Retries

The responses of some websites can be unreliable. For example, sometimes a request can get a response that may only include a part of the data to be extracted, no data at all, or even data unrelated to your request, but sending a follow-up, identical request can get you the expected data.

Pages objects are responsible for handling these scenarios, where issues with response data can only be detected during extraction.

Retrying Page Object Input

When the bad response data comes from the inputs that your web-poet framework supplies to your page object, your page object must raise Retry:

from web_poet import WebPage
from web_poet.exceptions import Retry

class MyPage(WebPage):

    def to_item(self) -> dict:
        if not self.css(".expected"):
            raise Retry
        return {}

As a result, your web-poet framework will retry the source requests and create a new instance of your page object with the new inputs.
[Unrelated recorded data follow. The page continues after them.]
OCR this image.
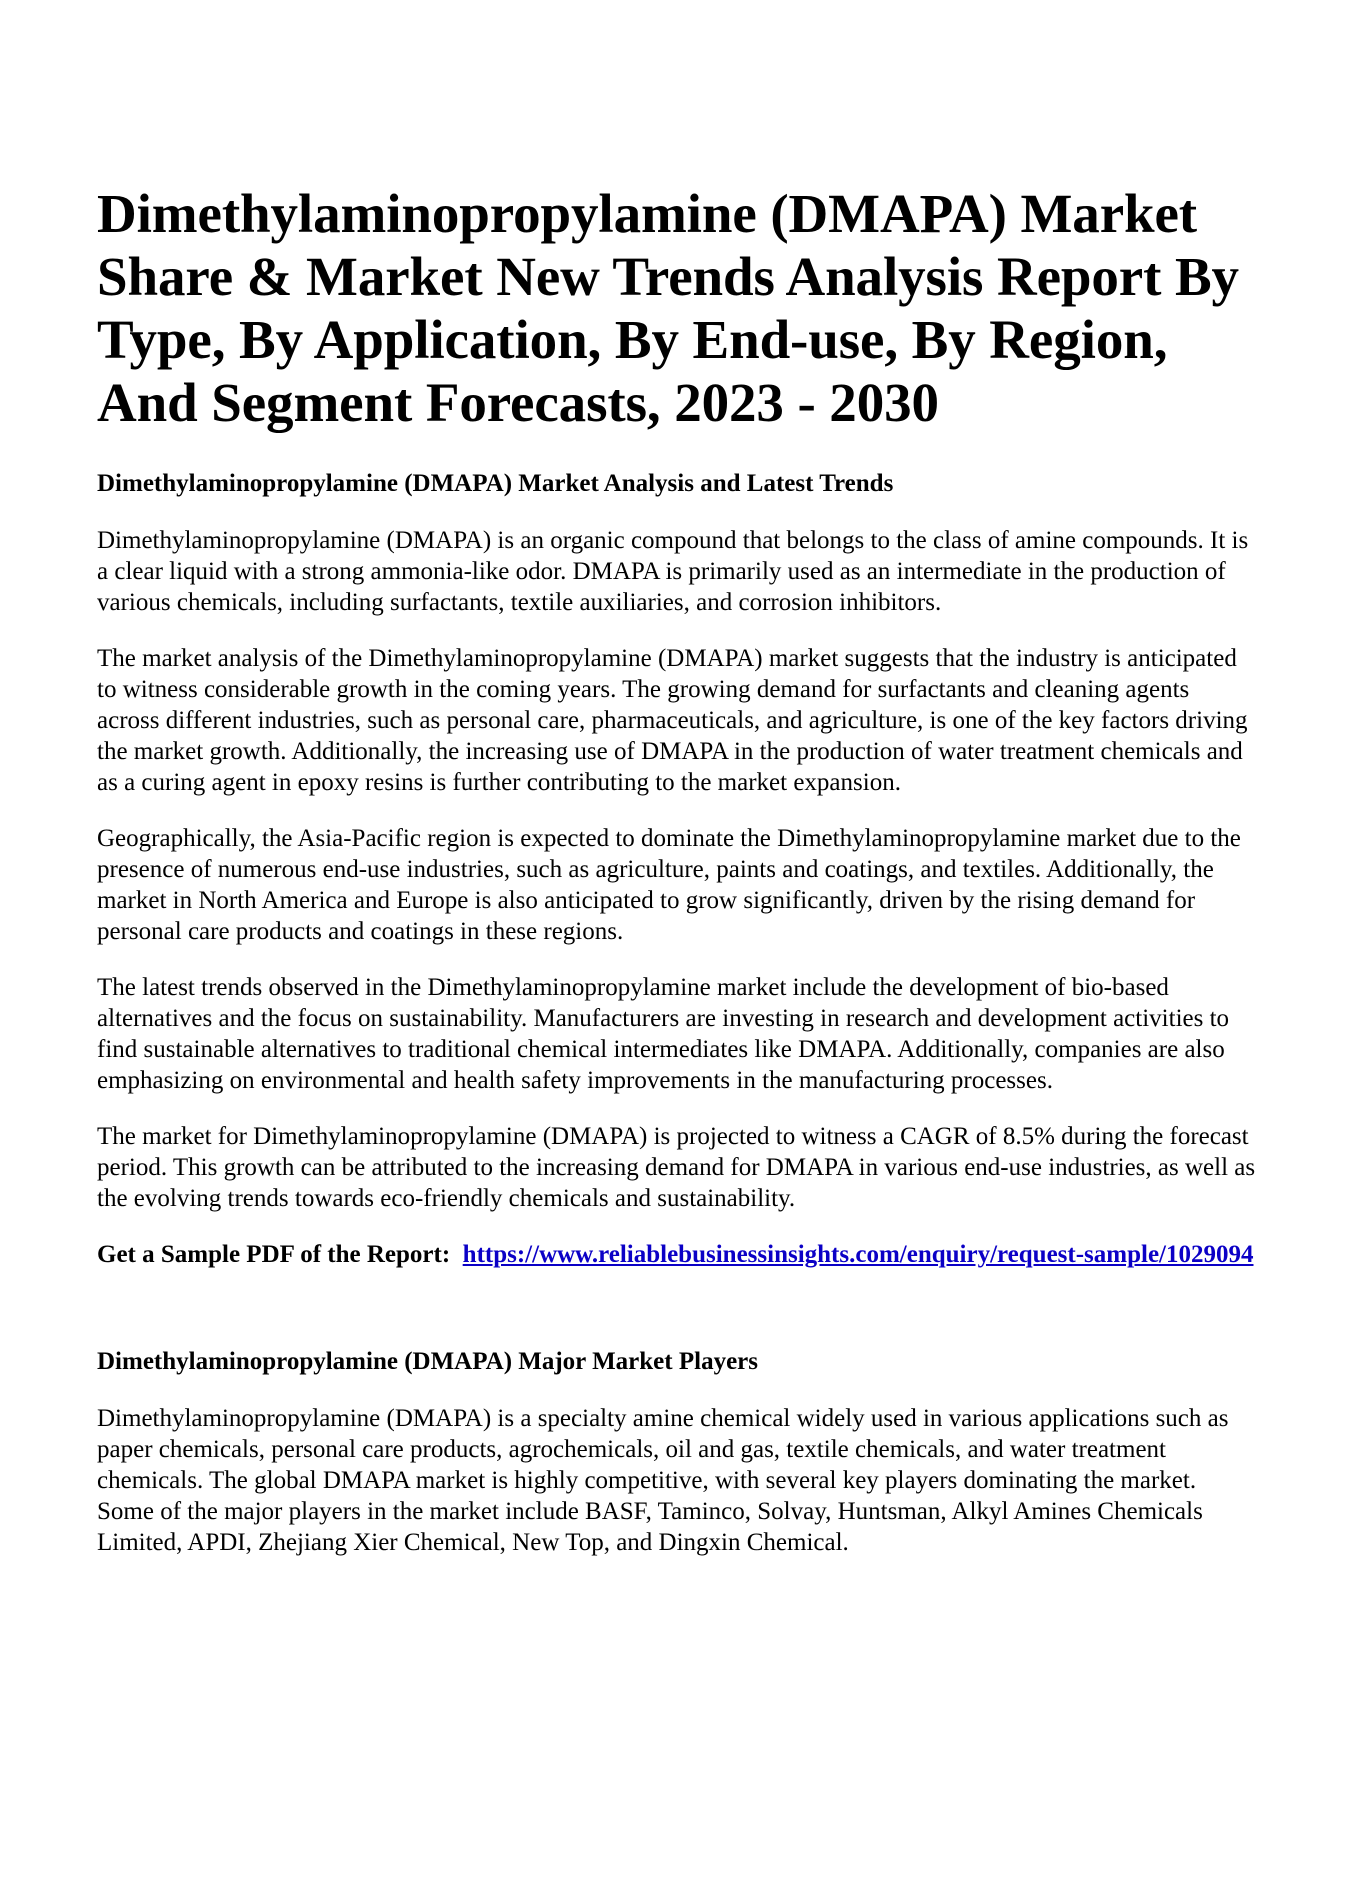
Dimethylaminopropylamine (DMAPA) Market Share & Market New Trends Analysis Report By Type, By Application, By End-use, By Region, And Segment Forecasts, 2023 - 2030
Dimethylaminopropylamine (DMAPA) Market Analysis and Latest Trends

Dimethylaminopropylamine (DMAPA) is an organic compound that belongs to the class of amine compounds. It is a clear liquid with a strong ammonia-like odor. DMAPA is primarily used as an intermediate in the production of various chemicals, including surfactants, textile auxiliaries, and corrosion inhibitors.

The market analysis of the Dimethylaminopropylamine (DMAPA) market suggests that the industry is anticipated to witness considerable growth in the coming years. The growing demand for surfactants and cleaning agents across different industries, such as personal care, pharmaceuticals, and agriculture, is one of the key factors driving the market growth. Additionally, the increasing use of DMAPA in the production of water treatment chemicals and as a curing agent in epoxy resins is further contributing to the market expansion.

Geographically, the Asia-Pacific region is expected to dominate the Dimethylaminopropylamine market due to the presence of numerous end-use industries, such as agriculture, paints and coatings, and textiles. Additionally, the market in North America and Europe is also anticipated to grow significantly, driven by the rising demand for personal care products and coatings in these regions.

The latest trends observed in the Dimethylaminopropylamine market include the development of bio-based alternatives and the focus on sustainability. Manufacturers are investing in research and development activities to find sustainable alternatives to traditional chemical intermediates like DMAPA. Additionally, companies are also emphasizing on environmental and health safety improvements in the manufacturing processes.

The market for Dimethylaminopropylamine (DMAPA) is projected to witness a CAGR of 8.5% during the forecast period. This growth can be attributed to the increasing demand for DMAPA in various end-use industries, as well as the evolving trends towards eco-friendly chemicals and sustainability.

Get a Sample PDF of the Report: https://www.reliablebusinessinsights.com/enquiry/request-sample/1029094
Dimethylaminopropylamine (DMAPA) Major Market Players

Dimethylaminopropylamine (DMAPA) is a specialty amine chemical widely used in various applications such as paper chemicals, personal care products, agrochemicals, oil and gas, textile chemicals, and water treatment chemicals. The global DMAPA market is highly competitive, with several key players dominating the market. Some of the major players in the market include BASF, Taminco, Solvay, Huntsman, Alkyl Amines Chemicals Limited, APDI, Zhejiang Xier Chemical, New Top, and Dingxin Chemical.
Retrying Additional Requests

When the bad response data comes from additional requests, you must handle retries on your own.

The page object code is responsible for retrying additional requests until good response data is received, or until some maximum number of retries is exceeded.

It is up to you to decide what the maximum number of retries should be for a given additional request, based on your experience with the target website.

It is also up to you to decide how to implement retries of additional requests.

One option would be tenacity. For example, to try an additional request 3 times before giving up:

import attrs
from tenacity import retry, stop_after_attempt
from web_poet import HttpClient, HttpRequest, WebPage

@attrs.define
class MyPage(WebPage):
    http: HttpClient

    @retry(stop=stop_after_attempt(3))
    async def get_data(self):
        request = HttpRequest("https://toscrape.com/")
        response = await self.http.execute(request)
        if not response.css(".expected"):
            raise ValueError
        return response.css(".data").get()

    async def to_item(self) -> dict:
        try:
            data = await self.get_data()
        except ValueError:
            return {}
        return {"data": data}

If the reason your additional request fails is outdated or missing data from page object input, do not try to reproduce the request for that input as an additional request. Request fresh input instead.

Framework Expectations

Web-poet frameworks must catch Retry exceptions raised from the to_item() method of a page object.

When Retry is caught:

  1. The original request whose response was fed into the page object must be retried.

  2. A new page object must be created, of the same type as the original page object, and with the same input, except for the response data, which must be the new response.

The to_item() method of the new page object may raise Retry again. Web-poet frameworks must allow multiple retries of page objects, repeating the Retry-capturing logic.

However, web-poet frameworks are also encouraged to limit the amount of retries per page object. When retries are exceeded for a given page object, the page object output is ignored. At the moment, web-poet does not enforce any specific maximum number of retries on web-poet frameworks.